Famed director Ava DuVernay is aiming her lens on a subject that will surely serve as a catalyst for some type of prison reform.

Directed by the Selma visionary herself, 13th will explore mass incarceration in the U.S., and the staggering numbers of how many African American men and women fill the prison system.

“We now have more African Americans under criminal supervision than all the slaves back in the 1850s,” said one pundit in the doc’s trailer. The film gathers its name from the Thirteenth Amendment which deemed it unlawful to detain someone as a slave. The only exception to that mandate is if the person committed a crime.

Here, the reel then links the Thirteenth Amendment to the state of today’s prison system. Another commentator shared that after that period of slavery in America, we experienced a “rapid transition to a mythology of black criminality.” According to the NAACP, “African Americans are incarcerated at nearly six times the rate of whites.”
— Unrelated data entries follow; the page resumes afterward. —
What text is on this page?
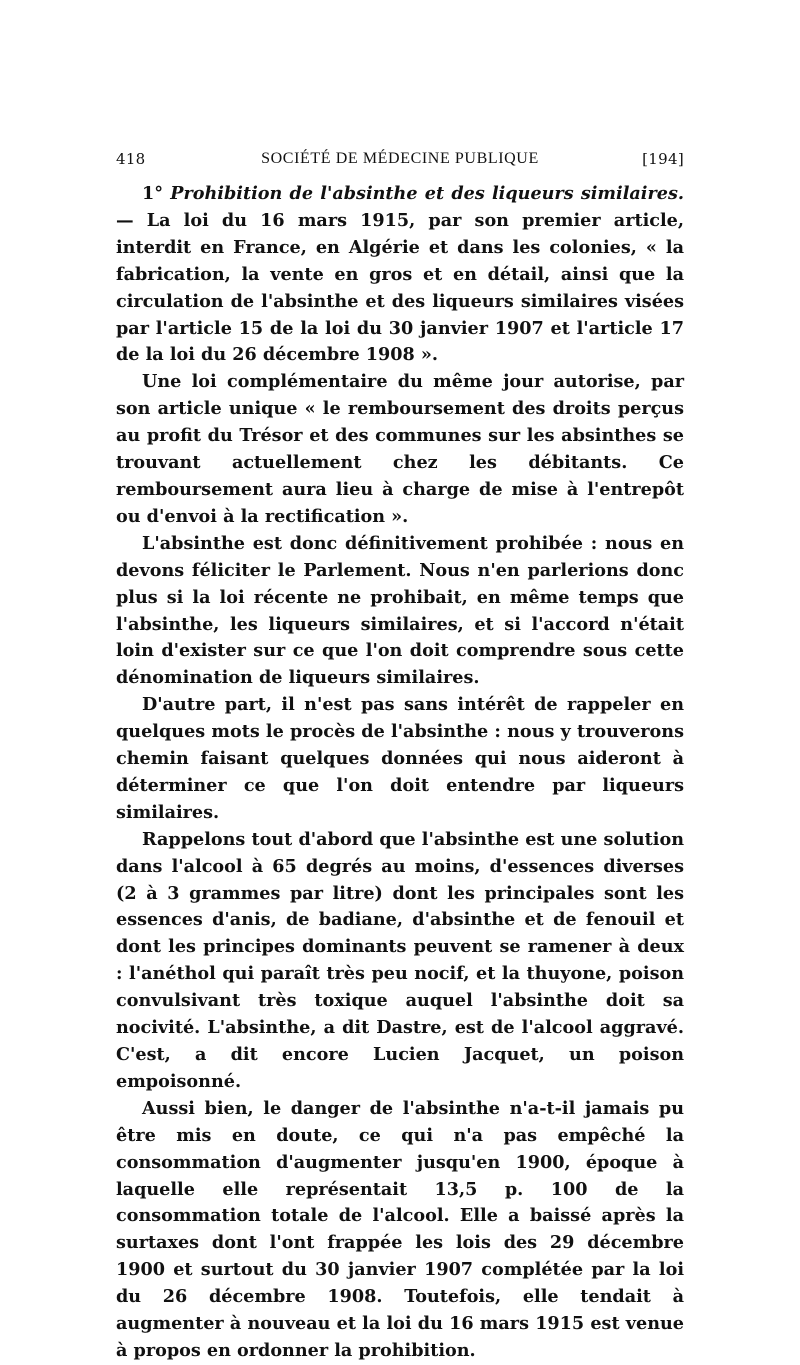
418	SOCIÉTÉ DE MÉDECINE PUBLIQUE	[194]

1° Prohibition de l'absinthe et des liqueurs similaires. — La loi du 16 mars 1915, par son premier article, interdit en France, en Algérie et dans les colonies, « la fabrication, la vente en gros et en détail, ainsi que la circulation de l'absinthe et des liqueurs similaires visées par l'article 15 de la loi du 30 janvier 1907 et l'article 17 de la loi du 26 décembre 1908 ».

Une loi complémentaire du même jour autorise, par son article unique « le remboursement des droits perçus au profit du Trésor et des communes sur les absinthes se trouvant actuellement chez les débitants. Ce remboursement aura lieu à charge de mise à l'entrepôt ou d'envoi à la rectification ».

L'absinthe est donc définitivement prohibée : nous en devons féliciter le Parlement. Nous n'en parlerions donc plus si la loi récente ne prohibait, en même temps que l'absinthe, les liqueurs similaires, et si l'accord n'était loin d'exister sur ce que l'on doit comprendre sous cette dénomination de liqueurs similaires.

D'autre part, il n'est pas sans intérêt de rappeler en quelques mots le procès de l'absinthe : nous y trouverons chemin faisant quelques données qui nous aideront à déterminer ce que l'on doit entendre par liqueurs similaires.

Rappelons tout d'abord que l'absinthe est une solution dans l'alcool à 65 degrés au moins, d'essences diverses (2 à 3 grammes par litre) dont les principales sont les essences d'anis, de badiane, d'absinthe et de fenouil et dont les principes dominants peuvent se ramener à deux : l'anéthol qui paraît très peu nocif, et la thuyone, poison convulsivant très toxique auquel l'absinthe doit sa nocivité. L'absinthe, a dit Dastre, est de l'alcool aggravé. C'est, a dit encore Lucien Jacquet, un poison empoisonné.

Aussi bien, le danger de l'absinthe n'a-t-il jamais pu être mis en doute, ce qui n'a pas empêché la consommation d'augmenter jusqu'en 1900, époque à laquelle elle représentait 13,5 p. 100 de la consommation totale de l'alcool. Elle a baissé après la surtaxes dont l'ont frappée les lois des 29 décembre 1900 et surtout du 30 janvier 1907 complétée par la loi du 26 décembre 1908. Toutefois, elle tendait à augmenter à nouveau et la loi du 16 mars 1915 est venue à propos en ordonner la prohibition.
Throughout the course of 2016, President Barack Obama has commuted the sentences of 562 federal inmates who committed low-level drug crimes. “The more we understand the human stories behind this problem, the sooner we can start making real changes that keep our streets safe, break the cycle of incarceration in this country, and save taxpayers like you money,” Obama said.

13th premieres on Oct. 7 on Netflix.